Ryan’s budget plan is widely regarded as a blueprint for conservatives on the key issue of the day. It would repeal the 2010 federal health care law, give states more say over Medicaid and limit government spending to 20 percent of the economy by 2015 — it has been about 24 percent.

Under Ryan’s plan, there would be just two income-tax brackets, 10 percent for low-income earners and 25 percent for higher wage earners and corporations. The current top rate is 35 percent. Ryan said lost revenue would be made up for by closing loopholes in the tax code as well as through renewed economic growth, an assertion critics say is misguided.

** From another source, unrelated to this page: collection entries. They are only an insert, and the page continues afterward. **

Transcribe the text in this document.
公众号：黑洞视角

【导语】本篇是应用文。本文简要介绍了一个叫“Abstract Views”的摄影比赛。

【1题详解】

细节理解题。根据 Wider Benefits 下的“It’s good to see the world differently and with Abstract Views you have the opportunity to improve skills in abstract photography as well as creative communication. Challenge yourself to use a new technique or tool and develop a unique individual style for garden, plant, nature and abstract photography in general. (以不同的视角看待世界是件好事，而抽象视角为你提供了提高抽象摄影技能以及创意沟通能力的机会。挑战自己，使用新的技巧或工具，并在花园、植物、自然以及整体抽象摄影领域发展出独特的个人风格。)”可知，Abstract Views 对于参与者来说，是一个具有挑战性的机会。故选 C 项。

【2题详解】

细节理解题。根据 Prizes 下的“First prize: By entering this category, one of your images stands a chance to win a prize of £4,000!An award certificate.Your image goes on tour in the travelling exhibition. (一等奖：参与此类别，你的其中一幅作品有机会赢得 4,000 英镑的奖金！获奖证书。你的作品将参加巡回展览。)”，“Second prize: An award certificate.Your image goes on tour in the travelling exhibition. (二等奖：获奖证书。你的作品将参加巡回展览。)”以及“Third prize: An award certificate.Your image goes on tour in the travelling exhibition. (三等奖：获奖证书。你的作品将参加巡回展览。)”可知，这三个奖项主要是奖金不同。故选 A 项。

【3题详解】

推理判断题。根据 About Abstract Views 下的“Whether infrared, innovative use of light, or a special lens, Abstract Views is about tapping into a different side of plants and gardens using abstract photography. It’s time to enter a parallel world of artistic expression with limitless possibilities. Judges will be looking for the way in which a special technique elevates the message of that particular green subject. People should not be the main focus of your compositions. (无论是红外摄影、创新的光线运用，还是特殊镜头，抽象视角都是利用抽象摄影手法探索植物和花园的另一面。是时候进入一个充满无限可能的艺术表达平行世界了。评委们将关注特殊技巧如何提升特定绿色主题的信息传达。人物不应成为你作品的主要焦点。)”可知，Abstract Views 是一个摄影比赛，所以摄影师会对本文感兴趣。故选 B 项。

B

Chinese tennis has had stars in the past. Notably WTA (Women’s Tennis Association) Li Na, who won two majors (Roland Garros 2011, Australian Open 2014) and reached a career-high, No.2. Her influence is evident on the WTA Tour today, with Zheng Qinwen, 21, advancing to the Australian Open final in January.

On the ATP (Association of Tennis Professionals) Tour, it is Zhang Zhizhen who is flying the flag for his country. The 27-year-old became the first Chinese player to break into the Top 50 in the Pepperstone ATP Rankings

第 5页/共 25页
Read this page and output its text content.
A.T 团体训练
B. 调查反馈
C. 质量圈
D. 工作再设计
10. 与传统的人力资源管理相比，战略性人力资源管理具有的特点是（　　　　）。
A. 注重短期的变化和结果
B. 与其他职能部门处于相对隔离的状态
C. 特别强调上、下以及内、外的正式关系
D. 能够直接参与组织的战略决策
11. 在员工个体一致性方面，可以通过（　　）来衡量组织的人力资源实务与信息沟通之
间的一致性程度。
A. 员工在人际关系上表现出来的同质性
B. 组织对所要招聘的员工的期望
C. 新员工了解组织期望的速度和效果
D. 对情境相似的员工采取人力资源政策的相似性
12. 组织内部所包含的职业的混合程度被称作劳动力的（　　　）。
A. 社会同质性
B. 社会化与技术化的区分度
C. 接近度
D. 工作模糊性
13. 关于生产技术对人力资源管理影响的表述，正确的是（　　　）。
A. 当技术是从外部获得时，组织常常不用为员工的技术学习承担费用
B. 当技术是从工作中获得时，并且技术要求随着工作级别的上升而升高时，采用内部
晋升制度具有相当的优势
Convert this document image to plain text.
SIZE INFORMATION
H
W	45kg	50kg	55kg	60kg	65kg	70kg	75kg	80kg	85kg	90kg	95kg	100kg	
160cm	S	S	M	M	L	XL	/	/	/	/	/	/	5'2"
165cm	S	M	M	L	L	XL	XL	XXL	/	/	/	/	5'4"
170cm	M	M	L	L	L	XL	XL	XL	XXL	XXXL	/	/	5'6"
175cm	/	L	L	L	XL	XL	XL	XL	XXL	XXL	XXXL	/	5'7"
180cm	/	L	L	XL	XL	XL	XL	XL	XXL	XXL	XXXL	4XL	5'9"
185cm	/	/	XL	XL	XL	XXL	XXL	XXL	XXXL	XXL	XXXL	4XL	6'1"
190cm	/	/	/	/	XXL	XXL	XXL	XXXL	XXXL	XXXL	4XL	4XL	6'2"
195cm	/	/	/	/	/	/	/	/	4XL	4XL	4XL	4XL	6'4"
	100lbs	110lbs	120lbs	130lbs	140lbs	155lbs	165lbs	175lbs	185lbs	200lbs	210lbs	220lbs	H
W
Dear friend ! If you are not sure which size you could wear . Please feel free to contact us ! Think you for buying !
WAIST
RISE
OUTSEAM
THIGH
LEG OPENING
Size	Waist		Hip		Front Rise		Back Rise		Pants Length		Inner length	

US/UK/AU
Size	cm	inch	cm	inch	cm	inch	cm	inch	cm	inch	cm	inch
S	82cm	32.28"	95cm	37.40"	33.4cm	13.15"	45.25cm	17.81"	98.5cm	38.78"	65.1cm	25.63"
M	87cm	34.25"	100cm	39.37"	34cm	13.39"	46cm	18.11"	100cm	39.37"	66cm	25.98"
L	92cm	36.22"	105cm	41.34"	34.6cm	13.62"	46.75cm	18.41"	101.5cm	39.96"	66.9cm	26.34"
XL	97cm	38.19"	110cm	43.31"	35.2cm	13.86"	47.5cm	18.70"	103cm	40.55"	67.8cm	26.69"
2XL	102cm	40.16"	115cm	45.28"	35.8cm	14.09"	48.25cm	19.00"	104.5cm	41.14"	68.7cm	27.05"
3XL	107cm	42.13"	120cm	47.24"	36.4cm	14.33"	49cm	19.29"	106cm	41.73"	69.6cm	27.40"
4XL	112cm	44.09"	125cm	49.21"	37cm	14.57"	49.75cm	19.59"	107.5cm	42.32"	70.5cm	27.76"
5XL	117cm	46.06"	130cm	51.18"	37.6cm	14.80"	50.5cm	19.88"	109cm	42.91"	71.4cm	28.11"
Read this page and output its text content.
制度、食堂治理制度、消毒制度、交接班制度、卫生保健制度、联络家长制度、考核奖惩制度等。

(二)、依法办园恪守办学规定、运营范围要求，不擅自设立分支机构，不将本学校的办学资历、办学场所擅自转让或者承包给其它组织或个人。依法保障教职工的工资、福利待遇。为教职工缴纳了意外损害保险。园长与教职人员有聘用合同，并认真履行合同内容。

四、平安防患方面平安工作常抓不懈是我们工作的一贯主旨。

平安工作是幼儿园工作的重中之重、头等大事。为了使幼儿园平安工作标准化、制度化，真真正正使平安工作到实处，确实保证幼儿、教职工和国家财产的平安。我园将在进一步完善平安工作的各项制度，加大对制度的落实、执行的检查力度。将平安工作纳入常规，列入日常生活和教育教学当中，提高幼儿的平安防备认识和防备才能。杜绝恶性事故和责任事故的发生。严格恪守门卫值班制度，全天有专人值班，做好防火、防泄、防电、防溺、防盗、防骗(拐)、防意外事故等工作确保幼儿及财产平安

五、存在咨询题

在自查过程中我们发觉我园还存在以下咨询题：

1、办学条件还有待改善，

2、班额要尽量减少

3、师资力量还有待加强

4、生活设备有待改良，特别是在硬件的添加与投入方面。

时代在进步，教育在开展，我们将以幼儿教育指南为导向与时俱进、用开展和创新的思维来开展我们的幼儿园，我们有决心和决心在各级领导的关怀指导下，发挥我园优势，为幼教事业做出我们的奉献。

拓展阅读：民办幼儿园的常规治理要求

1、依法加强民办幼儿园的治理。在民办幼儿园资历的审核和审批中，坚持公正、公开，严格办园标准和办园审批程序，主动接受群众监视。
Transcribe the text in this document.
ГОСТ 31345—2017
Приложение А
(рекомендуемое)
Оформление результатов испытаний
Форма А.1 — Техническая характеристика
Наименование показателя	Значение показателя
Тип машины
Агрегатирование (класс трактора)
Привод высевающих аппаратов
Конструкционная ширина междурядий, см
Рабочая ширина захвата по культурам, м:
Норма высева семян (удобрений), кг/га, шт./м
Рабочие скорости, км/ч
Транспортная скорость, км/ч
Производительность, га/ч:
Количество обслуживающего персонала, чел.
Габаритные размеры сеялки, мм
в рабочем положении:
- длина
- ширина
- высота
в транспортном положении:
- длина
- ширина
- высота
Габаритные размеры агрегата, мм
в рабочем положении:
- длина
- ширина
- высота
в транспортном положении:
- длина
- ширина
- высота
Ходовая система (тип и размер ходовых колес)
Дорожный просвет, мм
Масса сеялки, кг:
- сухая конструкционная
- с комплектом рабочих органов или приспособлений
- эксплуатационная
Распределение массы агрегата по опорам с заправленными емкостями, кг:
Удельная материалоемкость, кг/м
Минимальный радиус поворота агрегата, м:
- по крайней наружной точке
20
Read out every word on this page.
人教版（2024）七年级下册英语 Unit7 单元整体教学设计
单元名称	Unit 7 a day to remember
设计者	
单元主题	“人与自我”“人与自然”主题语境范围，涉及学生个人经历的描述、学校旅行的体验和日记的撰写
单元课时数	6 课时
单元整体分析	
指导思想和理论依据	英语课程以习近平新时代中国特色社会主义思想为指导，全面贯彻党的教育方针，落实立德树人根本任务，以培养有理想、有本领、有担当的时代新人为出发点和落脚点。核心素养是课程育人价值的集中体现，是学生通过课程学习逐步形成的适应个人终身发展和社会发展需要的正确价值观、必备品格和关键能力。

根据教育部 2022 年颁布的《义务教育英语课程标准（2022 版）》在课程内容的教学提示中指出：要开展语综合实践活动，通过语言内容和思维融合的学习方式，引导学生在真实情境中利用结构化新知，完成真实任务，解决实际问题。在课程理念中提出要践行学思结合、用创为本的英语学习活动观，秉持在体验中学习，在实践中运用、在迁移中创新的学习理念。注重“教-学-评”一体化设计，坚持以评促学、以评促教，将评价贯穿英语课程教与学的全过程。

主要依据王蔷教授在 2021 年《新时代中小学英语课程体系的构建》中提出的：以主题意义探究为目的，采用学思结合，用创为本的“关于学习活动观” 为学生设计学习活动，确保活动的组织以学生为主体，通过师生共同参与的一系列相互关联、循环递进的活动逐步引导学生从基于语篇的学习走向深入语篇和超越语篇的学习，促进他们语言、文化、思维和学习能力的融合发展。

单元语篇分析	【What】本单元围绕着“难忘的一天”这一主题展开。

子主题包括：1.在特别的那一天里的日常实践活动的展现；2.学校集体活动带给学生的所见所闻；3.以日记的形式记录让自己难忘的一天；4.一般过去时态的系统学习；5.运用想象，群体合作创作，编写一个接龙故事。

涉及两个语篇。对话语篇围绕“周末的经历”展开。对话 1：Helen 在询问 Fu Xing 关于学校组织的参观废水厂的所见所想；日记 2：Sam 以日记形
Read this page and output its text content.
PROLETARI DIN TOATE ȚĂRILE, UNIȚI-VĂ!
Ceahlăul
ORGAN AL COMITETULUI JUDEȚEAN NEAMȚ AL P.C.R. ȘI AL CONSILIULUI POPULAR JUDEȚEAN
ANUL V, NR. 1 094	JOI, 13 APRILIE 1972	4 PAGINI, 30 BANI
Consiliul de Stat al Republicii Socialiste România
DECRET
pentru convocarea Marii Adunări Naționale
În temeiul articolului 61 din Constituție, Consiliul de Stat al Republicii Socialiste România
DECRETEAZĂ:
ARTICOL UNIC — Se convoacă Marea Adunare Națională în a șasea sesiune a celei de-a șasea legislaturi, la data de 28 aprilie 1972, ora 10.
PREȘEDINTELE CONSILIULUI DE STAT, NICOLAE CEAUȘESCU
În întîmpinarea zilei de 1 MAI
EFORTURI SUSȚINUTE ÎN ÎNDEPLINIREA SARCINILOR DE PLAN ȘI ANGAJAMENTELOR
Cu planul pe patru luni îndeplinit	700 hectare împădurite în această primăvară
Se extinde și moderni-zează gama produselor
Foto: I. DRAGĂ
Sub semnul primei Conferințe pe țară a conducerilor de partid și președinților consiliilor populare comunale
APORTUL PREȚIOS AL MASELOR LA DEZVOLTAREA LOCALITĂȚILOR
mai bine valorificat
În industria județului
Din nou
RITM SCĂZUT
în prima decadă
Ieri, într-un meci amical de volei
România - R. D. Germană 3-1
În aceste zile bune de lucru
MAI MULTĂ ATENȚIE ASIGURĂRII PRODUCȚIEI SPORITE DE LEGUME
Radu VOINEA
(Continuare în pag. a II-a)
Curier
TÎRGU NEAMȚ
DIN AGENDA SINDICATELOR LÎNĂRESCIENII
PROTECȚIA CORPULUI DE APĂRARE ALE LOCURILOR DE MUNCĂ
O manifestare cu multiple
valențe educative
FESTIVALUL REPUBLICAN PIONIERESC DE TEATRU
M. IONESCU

Ryan’s Medicare plan would have no effect on current beneficiaries. People now under 55 would be able to choose traditional Medicare or private plans when they become eligible starting in 2023. If they selected a private program, the government would provide a payment to the insurer to help subsidize the cost. Seniors could pick plans from an exchange, and each insurer would have to offer a minimum level of benefits.

Ryan has said that such a system would force plans “to compete against each other to serve the patient (and) will help ensure guaranteed affordability.” Opponents say the change would wind up costing seniors more.

Ryan’s strengths are regarded as a command of budget details and a willingness to go out on limbs that ambitious politicians rarely are willing to take on. But his resume has one flaw: He has shown few tendencies to engage in serious work with Democrats or moderates to fashion the kind of compromise that can pass Congress. Still, even skeptics laud him for his tenacity and willingness to tackle issues that other politicians have shied away from.

“I give him enormous credit for taking on this significant issue, something the president regrettably has failed to do,” said Sen. Susan Collins, R-Maine, who opposed Ryan’s budget plans.